After his forced retirement, the senior Le Clézio returned to France but couldn’t really adjust. “The man who had trained to be a doctor in remote countries — who had learned to be ambidextrous, able to operate on himself using a mirror or to stitch up his own hernia. The man with the calloused hands of a surgeon, who could saw through a bone or put a splint in place, who could make knots and splices — that man no longer used his energy and knowledge for anything but those minute unrewarded tasks that most people in retirement refuse to do: with equal application, he would wash the dishes, repair the broken floor tiles in his apartment, wash his clothing, darn his socks, build benches and shelves out of crate wood. Africa had left a mark on him that fit closely with the legacy of the spartan upbringing he’d received from his family in Mauritius.”

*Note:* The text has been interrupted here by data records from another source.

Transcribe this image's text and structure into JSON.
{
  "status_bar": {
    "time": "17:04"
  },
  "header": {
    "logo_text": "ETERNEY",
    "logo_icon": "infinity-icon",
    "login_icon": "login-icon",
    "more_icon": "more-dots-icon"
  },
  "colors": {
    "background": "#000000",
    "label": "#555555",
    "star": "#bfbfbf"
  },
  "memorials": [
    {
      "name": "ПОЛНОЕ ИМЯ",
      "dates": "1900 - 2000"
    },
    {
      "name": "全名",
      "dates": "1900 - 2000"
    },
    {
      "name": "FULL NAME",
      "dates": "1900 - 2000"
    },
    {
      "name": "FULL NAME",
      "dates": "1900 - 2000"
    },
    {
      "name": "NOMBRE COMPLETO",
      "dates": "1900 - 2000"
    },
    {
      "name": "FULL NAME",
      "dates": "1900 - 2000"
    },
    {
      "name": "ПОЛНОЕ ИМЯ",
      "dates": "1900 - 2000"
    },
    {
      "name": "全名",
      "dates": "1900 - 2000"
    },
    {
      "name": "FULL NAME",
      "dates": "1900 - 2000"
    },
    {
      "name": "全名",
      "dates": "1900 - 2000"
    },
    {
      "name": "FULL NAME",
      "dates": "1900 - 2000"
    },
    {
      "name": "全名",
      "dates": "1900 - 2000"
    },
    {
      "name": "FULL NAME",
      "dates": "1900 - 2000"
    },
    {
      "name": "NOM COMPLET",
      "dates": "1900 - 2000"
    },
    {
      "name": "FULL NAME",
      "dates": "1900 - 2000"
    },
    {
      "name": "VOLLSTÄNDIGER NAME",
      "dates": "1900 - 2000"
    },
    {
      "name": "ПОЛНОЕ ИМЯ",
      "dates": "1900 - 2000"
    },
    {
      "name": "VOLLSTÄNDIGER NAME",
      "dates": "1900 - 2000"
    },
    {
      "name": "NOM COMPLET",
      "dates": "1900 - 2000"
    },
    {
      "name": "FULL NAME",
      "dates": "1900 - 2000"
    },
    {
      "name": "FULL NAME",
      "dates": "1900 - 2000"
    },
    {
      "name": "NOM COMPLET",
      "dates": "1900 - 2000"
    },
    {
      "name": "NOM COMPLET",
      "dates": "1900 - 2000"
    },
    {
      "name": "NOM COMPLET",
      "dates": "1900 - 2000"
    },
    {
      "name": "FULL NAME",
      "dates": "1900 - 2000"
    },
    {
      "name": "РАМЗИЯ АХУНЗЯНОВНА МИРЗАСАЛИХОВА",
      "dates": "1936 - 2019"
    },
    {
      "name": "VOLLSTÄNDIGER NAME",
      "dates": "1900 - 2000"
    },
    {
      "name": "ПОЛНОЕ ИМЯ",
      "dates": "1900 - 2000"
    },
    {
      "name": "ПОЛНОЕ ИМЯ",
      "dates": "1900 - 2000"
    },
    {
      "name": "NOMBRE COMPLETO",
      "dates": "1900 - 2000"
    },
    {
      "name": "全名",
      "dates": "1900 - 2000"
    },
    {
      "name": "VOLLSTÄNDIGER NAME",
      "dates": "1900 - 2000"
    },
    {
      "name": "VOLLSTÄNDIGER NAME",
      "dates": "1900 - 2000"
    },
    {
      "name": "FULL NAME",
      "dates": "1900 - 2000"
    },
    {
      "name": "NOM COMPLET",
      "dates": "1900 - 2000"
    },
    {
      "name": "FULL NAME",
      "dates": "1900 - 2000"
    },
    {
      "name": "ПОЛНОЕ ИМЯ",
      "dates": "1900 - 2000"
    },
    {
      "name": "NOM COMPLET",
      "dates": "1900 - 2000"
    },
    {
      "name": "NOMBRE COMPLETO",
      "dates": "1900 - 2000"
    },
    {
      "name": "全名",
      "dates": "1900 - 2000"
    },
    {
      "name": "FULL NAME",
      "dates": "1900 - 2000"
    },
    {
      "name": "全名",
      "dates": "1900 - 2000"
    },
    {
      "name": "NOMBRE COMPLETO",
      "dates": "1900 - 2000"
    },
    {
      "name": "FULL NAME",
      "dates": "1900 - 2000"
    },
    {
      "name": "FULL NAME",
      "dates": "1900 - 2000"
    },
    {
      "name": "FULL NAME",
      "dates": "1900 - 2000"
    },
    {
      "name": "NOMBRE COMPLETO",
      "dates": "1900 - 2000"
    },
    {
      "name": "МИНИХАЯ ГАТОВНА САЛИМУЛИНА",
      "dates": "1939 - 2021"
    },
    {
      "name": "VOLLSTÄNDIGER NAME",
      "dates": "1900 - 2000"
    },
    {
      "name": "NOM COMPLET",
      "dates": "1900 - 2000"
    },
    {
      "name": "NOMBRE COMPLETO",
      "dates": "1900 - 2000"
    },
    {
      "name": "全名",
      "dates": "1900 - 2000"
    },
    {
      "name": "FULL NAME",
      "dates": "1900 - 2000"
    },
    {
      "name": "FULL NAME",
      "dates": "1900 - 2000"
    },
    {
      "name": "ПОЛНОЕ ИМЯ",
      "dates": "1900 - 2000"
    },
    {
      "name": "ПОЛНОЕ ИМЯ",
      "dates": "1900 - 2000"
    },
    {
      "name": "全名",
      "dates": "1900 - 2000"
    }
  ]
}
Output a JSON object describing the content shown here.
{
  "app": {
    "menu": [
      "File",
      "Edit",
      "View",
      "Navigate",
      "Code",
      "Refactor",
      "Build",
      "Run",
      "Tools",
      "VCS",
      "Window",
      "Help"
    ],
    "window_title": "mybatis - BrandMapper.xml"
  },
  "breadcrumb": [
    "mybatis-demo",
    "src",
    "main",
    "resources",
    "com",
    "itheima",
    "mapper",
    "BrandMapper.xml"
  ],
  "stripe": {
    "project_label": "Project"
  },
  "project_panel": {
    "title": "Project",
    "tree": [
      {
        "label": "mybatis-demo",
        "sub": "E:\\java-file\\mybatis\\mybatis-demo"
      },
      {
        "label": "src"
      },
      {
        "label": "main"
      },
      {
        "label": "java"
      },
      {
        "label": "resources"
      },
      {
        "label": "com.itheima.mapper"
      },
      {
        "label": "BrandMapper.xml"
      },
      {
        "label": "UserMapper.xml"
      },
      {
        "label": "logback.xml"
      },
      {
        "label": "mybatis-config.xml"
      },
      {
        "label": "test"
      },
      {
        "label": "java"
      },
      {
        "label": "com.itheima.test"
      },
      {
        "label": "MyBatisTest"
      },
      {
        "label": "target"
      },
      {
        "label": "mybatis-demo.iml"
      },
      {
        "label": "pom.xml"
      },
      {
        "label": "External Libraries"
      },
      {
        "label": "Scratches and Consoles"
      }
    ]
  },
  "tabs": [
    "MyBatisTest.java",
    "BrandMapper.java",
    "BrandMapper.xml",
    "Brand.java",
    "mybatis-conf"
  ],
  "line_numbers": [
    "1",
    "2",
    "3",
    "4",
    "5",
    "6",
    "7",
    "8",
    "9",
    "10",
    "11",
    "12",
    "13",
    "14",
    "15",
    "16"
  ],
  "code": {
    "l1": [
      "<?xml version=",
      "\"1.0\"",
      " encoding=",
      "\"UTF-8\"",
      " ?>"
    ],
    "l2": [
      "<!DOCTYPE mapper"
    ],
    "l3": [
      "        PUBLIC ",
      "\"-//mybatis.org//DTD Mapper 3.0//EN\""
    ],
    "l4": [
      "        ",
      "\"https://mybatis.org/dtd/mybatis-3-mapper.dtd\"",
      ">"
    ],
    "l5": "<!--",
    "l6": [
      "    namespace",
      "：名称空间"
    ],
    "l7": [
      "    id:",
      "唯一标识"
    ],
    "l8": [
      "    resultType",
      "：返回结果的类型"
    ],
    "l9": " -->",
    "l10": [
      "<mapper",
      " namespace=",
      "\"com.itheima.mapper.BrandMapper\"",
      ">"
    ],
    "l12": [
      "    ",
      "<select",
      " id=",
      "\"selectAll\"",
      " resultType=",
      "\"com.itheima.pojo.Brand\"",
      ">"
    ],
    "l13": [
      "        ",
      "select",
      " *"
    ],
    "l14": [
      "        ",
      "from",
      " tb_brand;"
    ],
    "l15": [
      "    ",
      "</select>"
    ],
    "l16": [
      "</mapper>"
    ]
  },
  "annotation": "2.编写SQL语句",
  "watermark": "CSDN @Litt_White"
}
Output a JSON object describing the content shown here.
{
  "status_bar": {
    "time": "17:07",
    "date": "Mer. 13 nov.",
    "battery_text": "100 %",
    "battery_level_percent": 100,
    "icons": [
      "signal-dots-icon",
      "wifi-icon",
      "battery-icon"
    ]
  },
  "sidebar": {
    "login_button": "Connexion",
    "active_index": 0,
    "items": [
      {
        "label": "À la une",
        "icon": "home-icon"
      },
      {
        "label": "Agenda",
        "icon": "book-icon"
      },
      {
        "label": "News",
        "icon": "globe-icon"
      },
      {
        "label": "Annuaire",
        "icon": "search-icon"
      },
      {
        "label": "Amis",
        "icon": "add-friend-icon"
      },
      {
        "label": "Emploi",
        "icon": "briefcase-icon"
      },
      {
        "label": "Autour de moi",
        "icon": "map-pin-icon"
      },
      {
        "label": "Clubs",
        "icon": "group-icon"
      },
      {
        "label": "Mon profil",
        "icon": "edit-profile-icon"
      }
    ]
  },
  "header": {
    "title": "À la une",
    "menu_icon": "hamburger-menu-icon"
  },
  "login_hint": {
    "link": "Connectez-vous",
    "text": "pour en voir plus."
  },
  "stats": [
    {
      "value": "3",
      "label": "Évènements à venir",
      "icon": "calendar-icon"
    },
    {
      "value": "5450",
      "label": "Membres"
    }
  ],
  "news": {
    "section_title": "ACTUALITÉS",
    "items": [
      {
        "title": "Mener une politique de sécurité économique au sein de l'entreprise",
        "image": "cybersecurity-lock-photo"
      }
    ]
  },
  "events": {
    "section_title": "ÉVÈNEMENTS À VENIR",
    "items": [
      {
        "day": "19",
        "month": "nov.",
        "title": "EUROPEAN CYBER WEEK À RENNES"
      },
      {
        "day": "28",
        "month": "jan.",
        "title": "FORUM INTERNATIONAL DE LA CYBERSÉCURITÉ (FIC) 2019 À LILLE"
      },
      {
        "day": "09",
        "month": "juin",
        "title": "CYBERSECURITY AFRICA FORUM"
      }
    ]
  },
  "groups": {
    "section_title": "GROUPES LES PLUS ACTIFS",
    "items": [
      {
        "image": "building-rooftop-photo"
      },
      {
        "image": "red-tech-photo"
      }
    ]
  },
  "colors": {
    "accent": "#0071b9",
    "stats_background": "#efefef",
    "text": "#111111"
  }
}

And then the 1968 Biafran nightmare began: “To gain control of the oil wells at the mouth of the Calabar River, Ibos and Yorubas [started] exterminating one another, as the Western world looked on with indifference.” The news photographs from Nigeria simply broke Dr. Le Clézio’s heart. “Along the roads, on the banks of the rivers, at the entrances to villages, hundreds of thousand of children were dying of hunger or dehydration. It was a cemetery as vast as a country.”
Apart from award-winning novels, starting with “The Interrogation,” J.M.G. Le Clézio has written repeatedly about ecology, landscape and colonialism, paying particular attention to Africa, Mexico, Central America and his family’s native Mauritius. Given that he has produced more than 40 books, “The African” can represent only one aspect of, in the words of the Nobel committee, “an author of new departures, poetic adventure and sensual ecstasy, explorer of a humanity beyond and below the reigning civilization.” Still, this brief memoir provides a good entry point, honoring, as it does, Le Clézio’s father and mother and his own lost African childhood.
Dirda reviews books for The Washington Post every Thursday.